Pro Shares Bitcoin ETF najwyraźniej uległ awarii

Akcje Pro zasłynęły jako ostatnie lato, kiedy to ogłoszono byłoby to odsłonięcie pierwszego amerykańskiego funduszu giełdowego (ETF) opartego na bitcoinach.

Pro Shares przeszedł od bohatera do zera

Wielu analityków i handlowców miało mieszane uczucia co do produktu. Z jednej strony handlowcy w USA uzyskaliby teraz dostęp do produktu, którego od dawna pragnęli. Wiele osób miało nadzieję, że wkrótce pojawi się ETF oparty na bitcoinach, choć byli tacy, którzy wątpili w produkt, ponieważ był oparty na technologii futures – która była uważana za gorszą od prawdziwych, fizycznych bitcoinów – a zatem byłby monitorowany i regulowany zgodnie z prawo z lat czterdziestych XX wieku, które ich zdaniem nie obejmowało logicznie przestrzeni kryptograficznej.

Ci, którzy zainwestowali w produkt Pro Shares, początkowo rozpoczęli swoją podróż inwestycyjną z zadowolonymi twarzami. Sprawy naprawdę przyspieszyły niedługo po wprowadzeniu go po raz pierwszy, a inwestorzy prawdopodobnie poczuli, że są na szczycie świata i nigdy nie zostaną sprowadzeni z powrotem.

Jednak na czas pisania, wygląda na to, że produkt nie jest tak gorący i podobnie jak sam bitcoin, spadł o ponad 70 procent od swojego pierwszego debiutu latem 2021 roku.

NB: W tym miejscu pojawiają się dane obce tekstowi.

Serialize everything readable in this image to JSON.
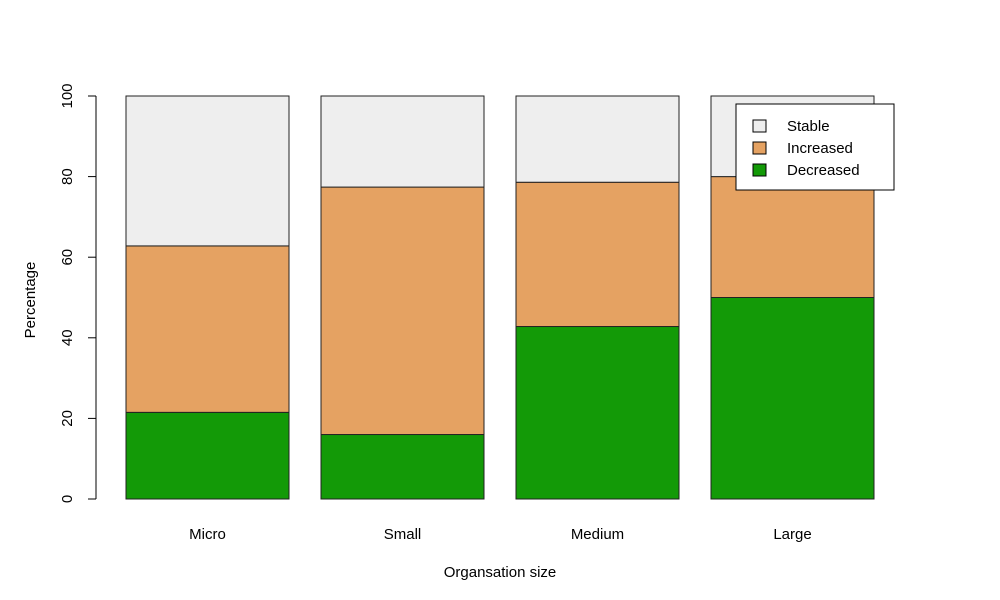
{
  "chart_data": {
    "type": "bar",
    "stacked": true,
    "xlabel": "Organsation size",
    "ylabel": "Percentage",
    "ylim": [
      0,
      100
    ],
    "yticks": [
      0,
      20,
      40,
      60,
      80,
      100
    ],
    "categories": [
      "Micro",
      "Small",
      "Medium",
      "Large"
    ],
    "series": [
      {
        "name": "Decreased",
        "color": "#139a07",
        "values": [
          21.5,
          16.0,
          42.8,
          50.0
        ]
      },
      {
        "name": "Increased",
        "color": "#e5a262",
        "values": [
          41.3,
          61.4,
          35.8,
          30.0
        ]
      },
      {
        "name": "Stable",
        "color": "#eeeeee",
        "values": [
          37.2,
          22.6,
          21.4,
          20.0
        ]
      }
    ],
    "legend": {
      "position": "top-right",
      "order": [
        "Stable",
        "Increased",
        "Decreased"
      ]
    },
    "grid": false
  }
}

Przestrzeń kryptograficzna ostatnio ulega awarii i płonie. Arena straciła ponad 2 biliony dolarów ogólnej wartości tylko w ciągu ostatnich kilku miesięcy, podczas gdy bitcoin – cyfrowa waluta numer jeden na świecie pod względem kapitalizacji rynkowej – spadł z najwyższego w historii poziomu 68,000 19 USD za sztukę, po którym handlowano w listopadzie ubiegłego roku do około XNUMX XNUMX USD w czasie prasy. To smutny i przykry widok.

James Seyffart – A Bloomberg Analityk wywiadu – skomentował obecny stan funduszu ETF Pro Shares (aka BITO), stwierdzając:

To był zły rok. Patrzymy na spalone 1.2 miliarda dolarów, ale jeśli chcesz tylko mieć ekspozycję na bitcoiny, BITO jest najlepszą opcją w krajobrazie ETF, przynajmniej w USA

Gregory d'Incelli – współzałożyciel Scenius Capital Management – ​​również dorzucił swoje trzy grosze, wspominając:

Z pewnością można argumentować, że BITO faktycznie działało i działało zgodnie z zamierzeniami, oferując inwestorom zatwierdzone przez SEC opakowanie z wygodą, płynnością i przejrzystością funduszu ETF, w który można inwestować.

Czy projekt był źle zaplanowany?

Jako ostatni włączył się Nate Geraci, prezes The ETF Store. Wyjaśnił:

BITO jest jednym z najbardziej opóźnionych startów ETF-ów w historii, a jego debiut niemal idealnie zbiegł się w czasie z ceną spotowego bitcoina. Zaletą tego wyjątkowo złego wyczucia czasu jest to, że krzywa kontraktów futures na bitcoina spłaszczyła się, minimalizując negatywny wpływ kontraktów rolowanych co miesiąc… Najważniejsze jest to, że BITO nadal osiągało gorsze wyniki nawet podczas brutalnej kryptońskiej zimy… Spodziewaj się, że krzywa kontraktów futures będzie się wystromiać, a ujemna luka w wydajności między BITO a bitcoinem spot będzie się powiększać. Tymczasem… nadal nie ma spot bitcoin ETF.